You upgraded the whole sector at the beginning of the year and you saw this coming and that got played out in the stocks as well. So many of these midcap IT names have rallied pretty hard since the beginning of the year. Many of them from a valuation point of view have become a little expensive compared to the largecap names. How are you positioned in the largecaps and the midcaps and is there valuation concern especially in the midcap IT names right now?
I would say that yes, we have been positive on both largecaps and midcaps. I think the big difference between the two was that, midcaps were growing at a much faster rate; they have double digit revenue growth, margins are actually now potentially and going forward will be helped by rupee depreciation. So your margins have a cushion and if growth comes in your margins, get that additional cushion as well.
Was that something you found out in the commentary as well in Q4 for most of the midcap IT names?
I think the commentary has been extremely positive. None of the companies that we are talking is not talking about any potential impediments to grow at least in the near term. One obviously has to keep monitoring this, because it all depends eventually on customers. Midcaps do have a higher concentration with the few clients. So if something goes wrong with a few of these customers, obviously, it kind of percolates down much more quickly for a midcap than for a largecap.
Has that led to a bit of change in the model of your earnings expectations and FY19 for midcap IT names because I believe the largecap names like TCS, Infosys has delivered as to what they have said but the larger risk comes in the midcap and smallcap when it comes to earnings, has that been priced in that good commentary will be seen in terms of the numbers of FY19 for midcap IT?

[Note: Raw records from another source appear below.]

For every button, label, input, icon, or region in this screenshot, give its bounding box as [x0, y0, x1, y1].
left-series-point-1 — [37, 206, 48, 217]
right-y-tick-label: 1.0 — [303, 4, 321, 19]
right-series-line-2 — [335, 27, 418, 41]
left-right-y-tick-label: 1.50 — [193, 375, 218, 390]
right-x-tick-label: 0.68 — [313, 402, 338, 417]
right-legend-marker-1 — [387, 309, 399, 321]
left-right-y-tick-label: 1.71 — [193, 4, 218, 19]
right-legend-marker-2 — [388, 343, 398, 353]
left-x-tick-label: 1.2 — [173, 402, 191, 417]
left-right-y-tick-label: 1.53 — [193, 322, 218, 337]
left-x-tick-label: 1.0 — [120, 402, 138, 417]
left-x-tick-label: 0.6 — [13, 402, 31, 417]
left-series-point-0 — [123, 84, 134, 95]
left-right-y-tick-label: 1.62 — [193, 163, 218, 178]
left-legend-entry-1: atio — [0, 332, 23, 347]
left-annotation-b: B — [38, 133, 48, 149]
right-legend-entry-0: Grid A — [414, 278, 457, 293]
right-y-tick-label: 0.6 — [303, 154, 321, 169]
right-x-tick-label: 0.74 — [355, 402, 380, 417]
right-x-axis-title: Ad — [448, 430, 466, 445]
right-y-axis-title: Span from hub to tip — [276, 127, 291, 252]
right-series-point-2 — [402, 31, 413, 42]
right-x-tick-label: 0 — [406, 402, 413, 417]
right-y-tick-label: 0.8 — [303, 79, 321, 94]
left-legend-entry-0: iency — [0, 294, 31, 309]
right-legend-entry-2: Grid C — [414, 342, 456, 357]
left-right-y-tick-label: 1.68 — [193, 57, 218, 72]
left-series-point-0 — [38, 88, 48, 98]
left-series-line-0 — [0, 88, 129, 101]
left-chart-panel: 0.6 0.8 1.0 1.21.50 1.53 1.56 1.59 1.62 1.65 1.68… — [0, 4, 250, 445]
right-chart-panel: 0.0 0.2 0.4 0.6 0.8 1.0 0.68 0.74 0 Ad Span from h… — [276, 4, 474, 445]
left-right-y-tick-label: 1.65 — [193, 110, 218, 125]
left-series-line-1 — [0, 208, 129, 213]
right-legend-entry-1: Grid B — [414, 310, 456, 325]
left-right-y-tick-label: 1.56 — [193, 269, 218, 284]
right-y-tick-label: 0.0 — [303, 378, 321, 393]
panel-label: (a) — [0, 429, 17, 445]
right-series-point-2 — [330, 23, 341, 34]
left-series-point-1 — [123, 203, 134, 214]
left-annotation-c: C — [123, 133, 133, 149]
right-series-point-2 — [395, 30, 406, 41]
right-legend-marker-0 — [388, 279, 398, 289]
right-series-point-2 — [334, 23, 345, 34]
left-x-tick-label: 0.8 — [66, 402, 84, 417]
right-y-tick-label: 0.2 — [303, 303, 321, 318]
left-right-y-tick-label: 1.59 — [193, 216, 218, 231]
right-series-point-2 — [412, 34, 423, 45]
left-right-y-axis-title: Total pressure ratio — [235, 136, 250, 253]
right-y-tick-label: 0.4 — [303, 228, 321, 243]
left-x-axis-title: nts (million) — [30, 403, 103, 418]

I would put it this way. Companies that are delivering growth, both on revenue and on earnings, better than expectations are basically trading at premium multiples. That is what has happened for midcaps. They have been doing much better than the largercaps and as a result of that, the market has rewarded them with a better multiple. Is it getting to a stage where it is becoming unsustainable? I would say that maybe, we are not there yet and the reason why I say that is, because in our models today, our earnings are basically building in a rupee at 65 to a dollar, you build that in, automatically earnings go up.
Like a one percent change in the rupee adds about 20-30 bps to margins and here, we are talking about the rupee depreciation of almost close to 2-3%. So, I think that is a big change that can still come into earnings and with the commentary that we are hearing from the midcaps, we are still talking about strong growth that can be expected in fiscal 2019, but having said that there are select largecap stocks as well which looked very interesting at this point in time. They obviously benefit from the fact that they are less dependent on just a few customers and if their growth were to inflect, I think it can result in better re-rating in price-earnings multiples.